Inilah gambaran suasana Amerika Serikat yang menjadi momentum berkembangnya Black Panther Party. Gerakan persamaan hak-hak sipil yang tadinya non-violent berubah menjadi kekerasan di mana-mana. Tahun 1968 menjadi turning point dengan dibunuhnya tokoh persamaan hak-hak sipil Martin Luther King, Jr. dan Senator Robert F. Kennedy yang juga dikenal sebagai proponen persamaan hak.
***
Sejak 1967, Black Panther Party menjadi perhatian serius Direktur FBI J. Edgar Hoover. Selain keberhasilan mereka menggalang sentimen radikal di kalangan kaum kulit hitam, salah satu program mereka yang menjadi sorotan adalah program Free Breakfast for Children itu.
Pada akhir 1969, melalui program FBC, BPP setiap harinya melayani sarapan gratis—meliputi menu susu, bacon, telur, toast—kepada 20 ribu anak di 19 kota serta 23 afiliasi lokal (local affiliates). Seperti halnya Prabowo, BPP percaya pentingnya suatu proses pendidikan di mana anak-anak datang belajar dalam keadaan siap.
Program FBC pada kenyataannya sukses menelanjangi keterbatasan pemerintah dalam mengatasi kesenjangan kemiskinan sekaligus menunjukkan kemampuan BPP yang lebih efektif dalam mengorganisasikan keperluan pangan dasar bagi anak-anak miskin. Gara-gara FBC, media massa Amerika diramaikan headlines yang sebelumnya jarang menjadi isu: kelaparan dan kemiskinan.
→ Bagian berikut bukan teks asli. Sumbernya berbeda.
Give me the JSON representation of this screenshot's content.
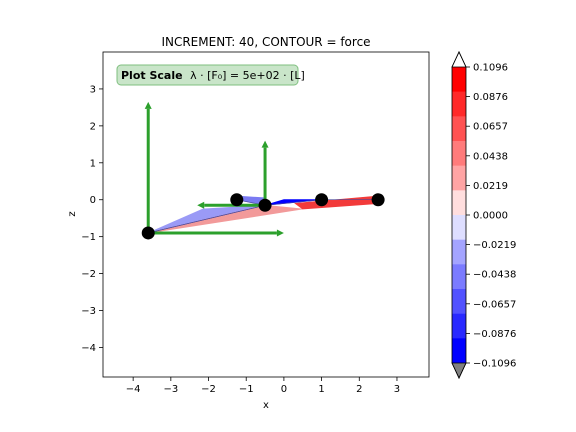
{
  "chart_data": {
    "type": "line",
    "title": "INCREMENT: 40, CONTOUR = force",
    "xlabel": "x",
    "ylabel": "z",
    "xlim": [
      -4.8,
      3.85
    ],
    "ylim": [
      -4.8,
      4.0
    ],
    "xticks": [
      -4,
      -3,
      -2,
      -1,
      0,
      1,
      2,
      3
    ],
    "yticks": [
      -4,
      -3,
      -2,
      -1,
      0,
      1,
      2,
      3
    ],
    "grid": false,
    "annotation": {
      "bold": "Plot Scale",
      "text": "λ · [F₀] =  5e+02 · [L]",
      "box_color": "#c9e5c9",
      "box_edge": "#7fbf7f"
    },
    "nodes": [
      {
        "x": -3.6,
        "z": -0.9
      },
      {
        "x": -1.25,
        "z": 0.0
      },
      {
        "x": -0.5,
        "z": -0.15
      },
      {
        "x": 1.0,
        "z": 0.0
      },
      {
        "x": 2.5,
        "z": 0.0
      }
    ],
    "elements": [
      {
        "from": 0,
        "to": 2,
        "force": -0.04,
        "color": "#9a9af6",
        "polygon": [
          [
            -3.6,
            -0.9
          ],
          [
            -2.15,
            -0.25
          ],
          [
            -0.5,
            -0.15
          ]
        ]
      },
      {
        "from": 0,
        "to": 2,
        "force": 0.03,
        "color": "#f29a9a",
        "polygon": [
          [
            -3.6,
            -0.9
          ],
          [
            -0.5,
            -0.15
          ],
          [
            0.5,
            -0.25
          ]
        ]
      },
      {
        "from": 1,
        "to": 2,
        "force": -0.06,
        "color": "#7a7af2",
        "polygon": [
          [
            -1.25,
            0.0
          ],
          [
            -0.5,
            -0.15
          ],
          [
            -0.5,
            0.05
          ],
          [
            -1.25,
            0.1
          ]
        ]
      },
      {
        "from": 2,
        "to": 3,
        "force": -0.09,
        "color": "#0000ff",
        "polygon": [
          [
            -0.5,
            -0.15
          ],
          [
            1.0,
            0.0
          ],
          [
            0.0,
            0.0
          ]
        ]
      },
      {
        "from": 3,
        "to": 4,
        "force": 0.09,
        "color": "#f23a3a",
        "polygon": [
          [
            0.5,
            -0.25
          ],
          [
            2.55,
            -0.1
          ],
          [
            2.5,
            0.1
          ],
          [
            0.3,
            -0.1
          ]
        ]
      }
    ],
    "arrows": [
      {
        "x0": -3.6,
        "z0": -0.9,
        "x1": -3.6,
        "z1": 2.65
      },
      {
        "x0": -3.6,
        "z0": -0.9,
        "x1": 0.0,
        "z1": -0.9
      },
      {
        "x0": -0.5,
        "z0": -0.15,
        "x1": -0.5,
        "z1": 1.6
      },
      {
        "x0": -0.5,
        "z0": -0.15,
        "x1": -2.3,
        "z1": -0.15
      }
    ],
    "arrow_color": "#2ca02c",
    "node_color": "#000000",
    "colorbar": {
      "ticks": [
        "0.1096",
        "0.0876",
        "0.0657",
        "0.0438",
        "0.0219",
        "0.0000",
        "−0.0219",
        "−0.0438",
        "−0.0657",
        "−0.0876",
        "−0.1096"
      ],
      "levels": [
        "#ff0000",
        "#ff2929",
        "#ff5252",
        "#ff7b7b",
        "#ffa4a4",
        "#ffdede",
        "#dedeff",
        "#a4a4ff",
        "#7b7bff",
        "#5252ff",
        "#2929ff",
        "#0000ff"
      ],
      "extend_top": "#ffffff",
      "extend_bottom": "#808080"
    }
  }
}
Tidak hanya program FBC yang dilaksanakan oleh BPP. Ada sekitar 60 program sosial lainnya juga digagas, yang kemudian pada tahun 1971 mereka namakan Survival Programs. Kenapa pakai kata “survival”? Itu berhubungan dengan slogan para anggota BPP, “survival pending revolution.”
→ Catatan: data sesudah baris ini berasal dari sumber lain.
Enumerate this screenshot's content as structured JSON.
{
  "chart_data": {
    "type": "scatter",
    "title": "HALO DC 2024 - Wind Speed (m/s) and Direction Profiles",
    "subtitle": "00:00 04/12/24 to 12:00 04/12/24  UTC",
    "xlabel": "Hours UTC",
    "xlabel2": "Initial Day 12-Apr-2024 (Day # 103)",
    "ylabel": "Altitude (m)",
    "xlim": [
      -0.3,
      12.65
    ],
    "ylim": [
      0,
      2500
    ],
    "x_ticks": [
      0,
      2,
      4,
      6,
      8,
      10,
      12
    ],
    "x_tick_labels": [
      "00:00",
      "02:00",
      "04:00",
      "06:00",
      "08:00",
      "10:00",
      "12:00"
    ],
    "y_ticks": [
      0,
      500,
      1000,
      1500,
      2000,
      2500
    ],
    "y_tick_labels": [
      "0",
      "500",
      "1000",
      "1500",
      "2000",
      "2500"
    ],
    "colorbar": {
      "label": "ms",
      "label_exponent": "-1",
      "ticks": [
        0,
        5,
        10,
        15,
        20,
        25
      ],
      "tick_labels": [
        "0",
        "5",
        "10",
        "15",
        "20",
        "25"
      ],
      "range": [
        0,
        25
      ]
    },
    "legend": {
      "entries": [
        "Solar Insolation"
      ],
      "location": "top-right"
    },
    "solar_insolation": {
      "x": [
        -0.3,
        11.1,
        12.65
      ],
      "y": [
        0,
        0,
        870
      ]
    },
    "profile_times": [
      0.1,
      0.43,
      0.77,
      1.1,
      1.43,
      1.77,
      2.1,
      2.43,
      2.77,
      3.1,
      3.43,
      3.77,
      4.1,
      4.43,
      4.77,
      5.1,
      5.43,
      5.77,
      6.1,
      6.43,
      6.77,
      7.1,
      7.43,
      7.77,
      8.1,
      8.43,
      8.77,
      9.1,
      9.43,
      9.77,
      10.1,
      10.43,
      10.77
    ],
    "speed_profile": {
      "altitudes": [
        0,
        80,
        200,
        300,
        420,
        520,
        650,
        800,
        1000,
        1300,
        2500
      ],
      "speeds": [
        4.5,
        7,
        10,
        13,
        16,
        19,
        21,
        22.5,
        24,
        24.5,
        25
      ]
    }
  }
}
Jadi memang ada suatu revolusi yang sedang mereka cita-citakan.
Program lainnya di bidang kesehatan juga menunjukkan jiwa radikal BPP, namanya Medical Self-defense, di mana mereka memiliki klinik dan ambulans sendiri.
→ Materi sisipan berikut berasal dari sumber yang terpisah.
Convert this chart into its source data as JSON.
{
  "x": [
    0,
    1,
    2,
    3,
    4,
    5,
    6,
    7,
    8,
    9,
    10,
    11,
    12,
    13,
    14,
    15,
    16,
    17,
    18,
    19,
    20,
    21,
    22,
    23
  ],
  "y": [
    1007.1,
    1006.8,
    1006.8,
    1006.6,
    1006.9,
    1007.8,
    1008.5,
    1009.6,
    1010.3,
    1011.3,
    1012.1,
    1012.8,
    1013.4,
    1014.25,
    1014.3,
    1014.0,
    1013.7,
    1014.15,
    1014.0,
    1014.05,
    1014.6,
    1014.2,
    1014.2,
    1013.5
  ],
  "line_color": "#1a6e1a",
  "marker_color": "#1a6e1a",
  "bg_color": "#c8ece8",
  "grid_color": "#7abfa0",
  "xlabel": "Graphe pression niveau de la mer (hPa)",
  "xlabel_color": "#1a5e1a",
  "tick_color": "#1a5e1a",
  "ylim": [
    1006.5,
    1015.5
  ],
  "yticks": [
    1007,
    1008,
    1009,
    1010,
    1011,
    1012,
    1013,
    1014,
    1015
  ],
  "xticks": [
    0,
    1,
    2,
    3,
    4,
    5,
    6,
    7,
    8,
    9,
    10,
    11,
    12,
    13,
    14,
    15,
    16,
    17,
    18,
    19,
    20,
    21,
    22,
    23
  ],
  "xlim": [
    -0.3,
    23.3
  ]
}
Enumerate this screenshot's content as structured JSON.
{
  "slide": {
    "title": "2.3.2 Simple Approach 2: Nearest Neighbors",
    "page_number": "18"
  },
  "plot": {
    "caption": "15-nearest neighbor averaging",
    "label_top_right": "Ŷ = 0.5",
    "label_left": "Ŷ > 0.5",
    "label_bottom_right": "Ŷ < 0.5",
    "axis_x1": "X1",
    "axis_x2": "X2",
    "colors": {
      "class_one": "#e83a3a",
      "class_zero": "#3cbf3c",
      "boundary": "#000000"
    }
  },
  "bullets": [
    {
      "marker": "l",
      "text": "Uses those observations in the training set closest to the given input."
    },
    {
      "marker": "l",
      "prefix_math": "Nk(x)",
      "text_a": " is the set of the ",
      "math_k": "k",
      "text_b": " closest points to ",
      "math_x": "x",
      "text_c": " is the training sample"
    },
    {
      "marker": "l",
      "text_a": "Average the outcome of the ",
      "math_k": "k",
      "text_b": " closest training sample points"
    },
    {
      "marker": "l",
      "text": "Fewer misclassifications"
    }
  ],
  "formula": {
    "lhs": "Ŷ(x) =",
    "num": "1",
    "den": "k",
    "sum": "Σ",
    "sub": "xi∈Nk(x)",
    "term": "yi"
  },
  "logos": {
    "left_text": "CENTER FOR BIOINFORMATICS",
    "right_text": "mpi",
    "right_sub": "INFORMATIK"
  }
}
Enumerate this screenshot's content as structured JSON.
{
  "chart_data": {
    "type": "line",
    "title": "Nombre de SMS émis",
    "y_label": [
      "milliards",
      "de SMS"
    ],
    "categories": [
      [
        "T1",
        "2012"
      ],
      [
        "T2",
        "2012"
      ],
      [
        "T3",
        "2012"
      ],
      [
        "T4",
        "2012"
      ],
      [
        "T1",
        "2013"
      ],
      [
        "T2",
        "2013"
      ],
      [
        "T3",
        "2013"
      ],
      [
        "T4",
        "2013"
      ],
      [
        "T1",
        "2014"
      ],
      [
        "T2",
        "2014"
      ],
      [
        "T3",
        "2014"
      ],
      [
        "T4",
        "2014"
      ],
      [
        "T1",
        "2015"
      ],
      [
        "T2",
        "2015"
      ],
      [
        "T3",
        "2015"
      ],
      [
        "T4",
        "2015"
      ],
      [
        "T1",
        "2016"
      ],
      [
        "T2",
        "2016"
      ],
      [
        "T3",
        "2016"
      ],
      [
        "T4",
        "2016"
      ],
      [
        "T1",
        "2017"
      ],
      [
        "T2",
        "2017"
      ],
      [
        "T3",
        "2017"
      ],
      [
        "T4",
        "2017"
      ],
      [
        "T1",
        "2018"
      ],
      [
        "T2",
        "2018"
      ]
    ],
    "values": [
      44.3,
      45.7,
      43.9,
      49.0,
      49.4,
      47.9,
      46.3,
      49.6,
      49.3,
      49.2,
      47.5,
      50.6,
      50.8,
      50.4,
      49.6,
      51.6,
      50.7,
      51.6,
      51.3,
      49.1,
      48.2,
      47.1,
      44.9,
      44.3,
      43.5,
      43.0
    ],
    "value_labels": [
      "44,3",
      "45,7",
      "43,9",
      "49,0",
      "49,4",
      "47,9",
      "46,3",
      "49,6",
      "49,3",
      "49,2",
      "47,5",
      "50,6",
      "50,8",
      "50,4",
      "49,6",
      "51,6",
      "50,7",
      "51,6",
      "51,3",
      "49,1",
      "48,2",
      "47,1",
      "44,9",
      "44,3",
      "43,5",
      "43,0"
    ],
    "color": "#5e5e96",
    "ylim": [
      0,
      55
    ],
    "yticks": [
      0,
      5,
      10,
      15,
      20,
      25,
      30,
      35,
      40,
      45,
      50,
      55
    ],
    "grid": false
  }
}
Dan Bobby Seale, pendiri BPP, menunjukkan dengan jelas kepada siapa populismenya sedang berbicara: “There are millions of people who are living below subsistence; welfare mothers, poor white people, Mexican-Americans, Chicano peoples, Latinos, and black people.”
Dari pernyataan itu jelas sekali BPP berpotensi menjadi pelopor cross-racial or multiracial revolutionary movement.
***
Maka J. Edgar Hoover segera memahami situasinya. Ia kemudian menuduh Black Panthers sebagai kelompok penyebar kebencian dan program sarapan gratis sebagai aksi pembangkangan sipil.
Pada September 1968, Hoover menekankan kepada publik Amerika Serikat bahwa BPP adalah ancaman terbesar keamanan dalam negeri. Memo Hoover kepada seluruh kantor FBI menjelaskan pikirannya.
“The Free Breakfast for Children (FBC) program promotes at least tacit support for the Black Panther Party (BPP) among naive individuals and, what is more distressing, it provides the BPP with a ready audience composed of highly impressionable youths. Consequently, the FBC represents the best and most influential activity going for the BPP and, as such, is potentially the greatest threat to efforts by authorities to neutralize the BPP and destroy what it stands for.”
Dan Hoover segera mengeksekusi COINTELPRO (counter intelligence program) yang tujuannya adalah menetralisir (melemahkan?) citra BPP, terutama program FBC yang paling memiliki pengaruh di masyarakat. Selain berbagai multisarana dan operasi lintas sektoral, seperti proxy, propaganda, antara lain juga diterapkan standardisasi nutrisi serta penerapan lisensi-lisensi untuk menjamin kualitas.
Dengan cara ini secara bertahap program FBC diintegrasikan ke dalam domain pemerintah karena wajib patuh dengan syarat maupun standar pemerintah. Pengaruh BPP sendiri pada paruh pertama dekade 1970-an sudah jauh berkurang, sekalipun mereka masih aktif sampai 1982. Silakan pelajari sendiri bagaimana COINTELPRO dari FBI terhadap BPP dilakukan, sudah declassified dan materinya banyak di internet.
Jadi, apakah ide Revolusi Putih diilhami FBC dan BPP? Bisa jadi.